The amount received from the Government of India was lying in the bank with the concerned Department but due to some ‘bureaucratic hurdles’ the payments were not being released in favour of unit holders, who have taken loans from the banks and are facing tremendous pressure. The bills though stand uploaded on the portal but not approved by the Director Finance, PDD, a result of which, validity of the uploading of the bills stand expired.
President, Bari Brahmana Industries Association, Lalit Mahajan, when contacted, said that that due to delay in the payments of the unit holders, the operators are suffering huge losses on account of bank interests for the last so many months on the money borrowed from the banks for the supply of materials to PDD. He said that several reminders were given to the Chief Engineer concerned and the Commissioner/ Secretary PDD but the payments have not been cleared. The money has been received by the PDD from the Union Government and now they are causing unnecessary delay.
Chairman, Federation of Industries Jammu (FOIJ), Rattan Dogra said they had taken up the matter with HK Singh, Commissioner/Secretary Power, during February and also met Advisor K K Sharma recently. He had directed the Commissioner/ Secretary on phone during meeting and had assured to release the payments within 2-3 days but still there was no action from that side. He said there seems to ‘something fishy’ behind delay in release of payments. Some ‘Babus’ are creating hurdles for the reason best known to them. The Governor must intervene into the matter, he added.

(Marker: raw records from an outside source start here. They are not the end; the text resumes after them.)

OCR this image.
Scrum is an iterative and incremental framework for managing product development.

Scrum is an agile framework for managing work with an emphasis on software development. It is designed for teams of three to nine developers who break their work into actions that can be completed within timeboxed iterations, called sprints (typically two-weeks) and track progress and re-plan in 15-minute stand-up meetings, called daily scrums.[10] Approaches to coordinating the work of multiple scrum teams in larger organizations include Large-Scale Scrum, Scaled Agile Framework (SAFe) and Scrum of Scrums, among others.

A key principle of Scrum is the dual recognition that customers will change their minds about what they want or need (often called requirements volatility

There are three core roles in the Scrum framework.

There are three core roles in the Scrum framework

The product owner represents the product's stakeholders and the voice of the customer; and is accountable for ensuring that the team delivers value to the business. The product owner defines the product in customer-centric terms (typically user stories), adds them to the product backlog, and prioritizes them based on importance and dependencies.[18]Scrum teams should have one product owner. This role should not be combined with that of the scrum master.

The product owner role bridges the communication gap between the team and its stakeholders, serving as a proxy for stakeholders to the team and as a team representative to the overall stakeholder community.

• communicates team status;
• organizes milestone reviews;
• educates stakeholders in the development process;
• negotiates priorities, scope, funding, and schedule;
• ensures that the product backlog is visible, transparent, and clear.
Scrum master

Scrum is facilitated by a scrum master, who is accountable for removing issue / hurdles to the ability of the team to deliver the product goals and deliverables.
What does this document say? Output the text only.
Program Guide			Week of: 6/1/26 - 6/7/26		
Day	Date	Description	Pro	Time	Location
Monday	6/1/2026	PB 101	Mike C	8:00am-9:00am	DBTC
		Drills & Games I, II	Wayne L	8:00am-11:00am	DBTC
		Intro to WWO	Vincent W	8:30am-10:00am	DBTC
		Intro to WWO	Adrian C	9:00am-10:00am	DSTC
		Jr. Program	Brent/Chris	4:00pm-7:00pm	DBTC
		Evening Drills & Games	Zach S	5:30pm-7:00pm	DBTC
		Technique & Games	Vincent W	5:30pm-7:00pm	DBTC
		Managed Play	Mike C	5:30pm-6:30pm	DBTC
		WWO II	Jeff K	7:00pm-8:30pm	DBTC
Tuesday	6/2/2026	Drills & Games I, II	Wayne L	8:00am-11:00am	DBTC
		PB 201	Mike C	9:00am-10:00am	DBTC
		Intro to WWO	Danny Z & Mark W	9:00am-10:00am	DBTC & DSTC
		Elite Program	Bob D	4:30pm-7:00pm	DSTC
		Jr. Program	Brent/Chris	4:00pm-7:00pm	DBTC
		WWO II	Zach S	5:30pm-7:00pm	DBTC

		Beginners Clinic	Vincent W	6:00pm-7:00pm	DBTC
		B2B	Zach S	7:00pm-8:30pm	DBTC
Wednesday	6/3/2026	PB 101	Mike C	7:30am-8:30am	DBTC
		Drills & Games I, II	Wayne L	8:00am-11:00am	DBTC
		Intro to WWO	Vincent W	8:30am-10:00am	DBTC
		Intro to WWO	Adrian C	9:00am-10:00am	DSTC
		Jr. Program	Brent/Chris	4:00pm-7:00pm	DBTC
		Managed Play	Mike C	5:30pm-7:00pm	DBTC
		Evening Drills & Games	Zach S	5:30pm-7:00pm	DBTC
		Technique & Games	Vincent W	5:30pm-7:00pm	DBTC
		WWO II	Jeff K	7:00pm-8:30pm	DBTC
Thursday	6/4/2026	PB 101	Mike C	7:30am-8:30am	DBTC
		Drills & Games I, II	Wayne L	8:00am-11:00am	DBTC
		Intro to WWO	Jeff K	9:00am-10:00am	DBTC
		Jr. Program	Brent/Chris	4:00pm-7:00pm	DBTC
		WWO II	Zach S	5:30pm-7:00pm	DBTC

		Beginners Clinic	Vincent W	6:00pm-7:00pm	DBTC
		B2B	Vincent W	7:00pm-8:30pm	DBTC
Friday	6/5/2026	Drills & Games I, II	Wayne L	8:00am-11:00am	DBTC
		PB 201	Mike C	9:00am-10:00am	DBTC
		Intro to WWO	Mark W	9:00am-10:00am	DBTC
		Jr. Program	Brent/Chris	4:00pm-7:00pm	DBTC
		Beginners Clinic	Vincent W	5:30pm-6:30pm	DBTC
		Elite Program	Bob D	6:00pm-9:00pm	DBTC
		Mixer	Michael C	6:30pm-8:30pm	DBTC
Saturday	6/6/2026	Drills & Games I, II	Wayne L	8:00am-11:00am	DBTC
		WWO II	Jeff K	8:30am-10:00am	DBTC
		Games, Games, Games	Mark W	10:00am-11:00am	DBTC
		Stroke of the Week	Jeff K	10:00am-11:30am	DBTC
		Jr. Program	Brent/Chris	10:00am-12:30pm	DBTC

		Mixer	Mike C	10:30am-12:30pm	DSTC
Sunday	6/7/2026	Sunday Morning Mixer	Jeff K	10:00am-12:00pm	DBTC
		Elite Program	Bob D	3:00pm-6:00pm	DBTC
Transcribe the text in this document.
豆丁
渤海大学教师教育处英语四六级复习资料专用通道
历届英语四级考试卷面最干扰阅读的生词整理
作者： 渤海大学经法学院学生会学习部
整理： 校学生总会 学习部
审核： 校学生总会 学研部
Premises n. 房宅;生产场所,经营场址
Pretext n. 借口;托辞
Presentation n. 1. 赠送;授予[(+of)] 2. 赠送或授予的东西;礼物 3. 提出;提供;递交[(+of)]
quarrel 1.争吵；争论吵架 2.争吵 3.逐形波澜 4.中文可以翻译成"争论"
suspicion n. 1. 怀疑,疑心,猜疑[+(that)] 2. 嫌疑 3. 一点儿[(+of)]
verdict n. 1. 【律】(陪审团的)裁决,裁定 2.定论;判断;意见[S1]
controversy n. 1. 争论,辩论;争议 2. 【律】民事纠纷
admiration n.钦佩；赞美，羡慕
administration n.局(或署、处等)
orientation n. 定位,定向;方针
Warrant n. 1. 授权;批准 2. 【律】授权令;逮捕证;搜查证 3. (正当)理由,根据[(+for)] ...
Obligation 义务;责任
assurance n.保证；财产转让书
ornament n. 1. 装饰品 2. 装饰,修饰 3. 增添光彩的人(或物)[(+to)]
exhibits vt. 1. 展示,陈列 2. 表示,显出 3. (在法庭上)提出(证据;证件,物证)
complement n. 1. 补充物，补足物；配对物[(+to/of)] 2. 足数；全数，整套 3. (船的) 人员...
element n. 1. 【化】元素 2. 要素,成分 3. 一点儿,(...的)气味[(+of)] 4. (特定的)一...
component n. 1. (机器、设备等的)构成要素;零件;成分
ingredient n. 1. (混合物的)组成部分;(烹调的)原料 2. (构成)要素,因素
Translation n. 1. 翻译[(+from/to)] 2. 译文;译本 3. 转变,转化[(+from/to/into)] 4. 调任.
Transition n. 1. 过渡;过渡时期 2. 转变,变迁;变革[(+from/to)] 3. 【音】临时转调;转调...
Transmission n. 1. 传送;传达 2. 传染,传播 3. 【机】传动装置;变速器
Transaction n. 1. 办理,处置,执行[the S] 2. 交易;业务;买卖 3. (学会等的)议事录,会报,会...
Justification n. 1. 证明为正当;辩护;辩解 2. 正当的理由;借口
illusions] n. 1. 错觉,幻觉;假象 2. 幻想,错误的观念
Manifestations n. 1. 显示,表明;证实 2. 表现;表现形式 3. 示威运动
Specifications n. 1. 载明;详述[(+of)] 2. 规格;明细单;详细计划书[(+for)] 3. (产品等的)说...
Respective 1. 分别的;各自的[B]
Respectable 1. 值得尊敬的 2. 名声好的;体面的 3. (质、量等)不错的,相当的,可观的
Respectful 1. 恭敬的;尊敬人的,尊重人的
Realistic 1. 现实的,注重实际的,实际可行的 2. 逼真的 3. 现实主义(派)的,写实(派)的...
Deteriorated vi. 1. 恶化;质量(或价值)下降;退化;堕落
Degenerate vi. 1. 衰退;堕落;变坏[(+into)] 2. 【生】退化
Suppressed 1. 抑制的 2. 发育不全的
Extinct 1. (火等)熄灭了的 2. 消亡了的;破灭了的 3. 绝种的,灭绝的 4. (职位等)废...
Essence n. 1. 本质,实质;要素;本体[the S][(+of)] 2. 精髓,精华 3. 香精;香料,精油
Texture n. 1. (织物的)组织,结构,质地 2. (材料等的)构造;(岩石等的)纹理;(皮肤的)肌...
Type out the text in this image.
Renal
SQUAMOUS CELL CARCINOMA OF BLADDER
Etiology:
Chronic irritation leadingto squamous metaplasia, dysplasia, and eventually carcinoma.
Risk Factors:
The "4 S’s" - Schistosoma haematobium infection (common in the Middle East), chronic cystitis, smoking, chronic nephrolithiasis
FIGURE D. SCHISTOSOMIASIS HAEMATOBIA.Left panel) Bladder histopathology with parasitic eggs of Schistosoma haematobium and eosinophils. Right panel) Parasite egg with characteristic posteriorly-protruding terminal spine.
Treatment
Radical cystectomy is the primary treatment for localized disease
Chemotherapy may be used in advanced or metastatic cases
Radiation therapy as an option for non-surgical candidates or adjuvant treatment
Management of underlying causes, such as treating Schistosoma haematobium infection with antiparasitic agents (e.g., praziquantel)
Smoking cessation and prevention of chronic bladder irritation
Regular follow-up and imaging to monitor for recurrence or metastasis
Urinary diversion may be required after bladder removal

Development Commissioner Power, Avinash Dubey when contacted said, there is no much delay as being projected. He admitted that the funds have been received from the Government of India under `Saubhagya Scheme’ and maintained that the same will be released in favour of unit holders who have supplied material to the PDD.
Replying to another question, the DCP stated that some evaluation work has to be performed by the officials concerned for the material supplied and after clearance of Codel formalities, the liabilities will be cleared shortly.